Allo stato attuale, la diagnosi oggettiva di Alzheimer può avvenire soltanto con un'autopsia che identifichi la presenza di placche amiloidi nel cervello. Durante il decorso della malattia, quindi, si può fare una diagnosi potenziale basata su valutazioni non oggettive.
Per farlo si ricorre a test neuropsicologici per la misurazione della memoria, la capacità di risolvere problemi, la capacità di contare, di attenzione e anche di muoversi nello spazio.
Questi test tuttavia hanno il limite di non riuscire a capire se il deficit cognitivo derivi in effetti dall'Alzheimer o da altre malattie con sintomi simili. Dopo un primo screening, i pazienti vengono sottoposti a esami più invasivi come quello del liquor mediante puntura lombare o la PET, che attestano la probabile presenza di beta-amiloide nel cervello.
Una ricerca pubblicata su Brain Communications da un team della Lancaster University ha ora fornito un nuovo possibile approccio per la diagnosi della malattia che si basa sull'ossigenazione cerebrale.
«La malattia di Alzheimer potrebbe essere causata dal fatto che il cervello non viene nutrito in modo adeguato attraverso i vasi sanguigni», sottolinea Aneta Stefanovska, autrice principale dello studio.

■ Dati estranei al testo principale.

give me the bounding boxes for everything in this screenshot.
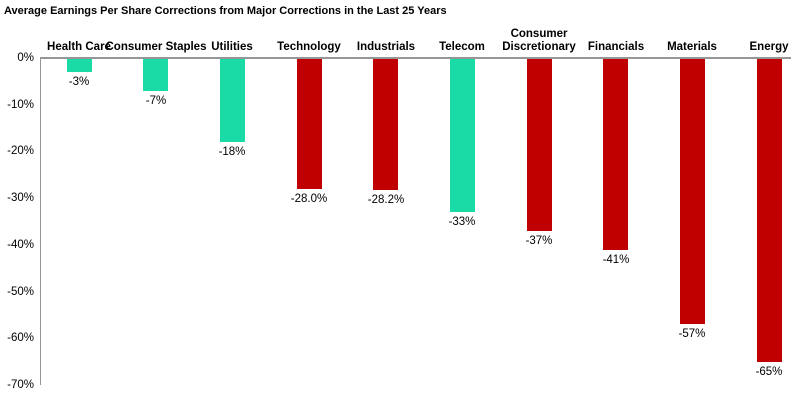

Il dottor Bernard Meglič, dell'Università di Lubiana, in Slovenia, coordinatore clinico dello studio, ha affermato: «Il sistema vascolare e il cervello lavorano insieme per garantire che il cervello riceva energia sufficiente. Infatti, il cervello necessita fino al 20% del consumo energetico complessivo del corpo, nonostante contribuisca solo per circa il 2% del peso corporeo».
L'unità neurovascolare (NVU) è costituita da un sistema vascolare collegato ai neuroni tramite cellule cerebrali, chiamate astrociti e garantisce il buon funzionamento di questa operazione.
Con l'utilizzo di sonde elettriche e ottiche, i ricercatori hanno misurato l'attività elettrica e l'ossigenazione del cervello per verificare la funzione dell'unità neurovascolare. Grazie all'elettrocardiogramma, invece, è stata misurata la frequenza cardiaca, mentre una cintura avvolta al torace del partecipante misurava la respirazione.
La misurazione simultanea dell'ossigenazione del sangue, dell'attività elettrica cerebrale, della respirazione e dell'attività elettrica del cuore ha permesso ai ricercatori di catturare ritmi fisiologici e i loro tempi imperfetti. La sincronia fra questi ritmi determina il funzionamento più o meno efficiente del cervello.
È emerso che la frequenza respiratoria media era di circa 13 respiri al minuto per il gruppo di controllo e di circa 17 respiri al minuto per il gruppo affetto da Alzheimer. «In modo del tutto inaspettato, abbiamo anche rilevato che la frequenza respiratoria a riposo è significativamente più alta nei soggetti con malattia di Alzheimer», ha commentato la professoressa Stefanovska. «Questa è una scoperta interessante, a mio parere rivoluzionaria, che potrebbe aprire un mondo completamente nuovo nello studio della malattia di Alzheimer. Molto probabilmente riflette un'infiammazione, forse nel cervello, che una volta individuata può probabilmente essere curata e gli stati gravi di Alzheimer potrebbero essere prevenuti in futuro».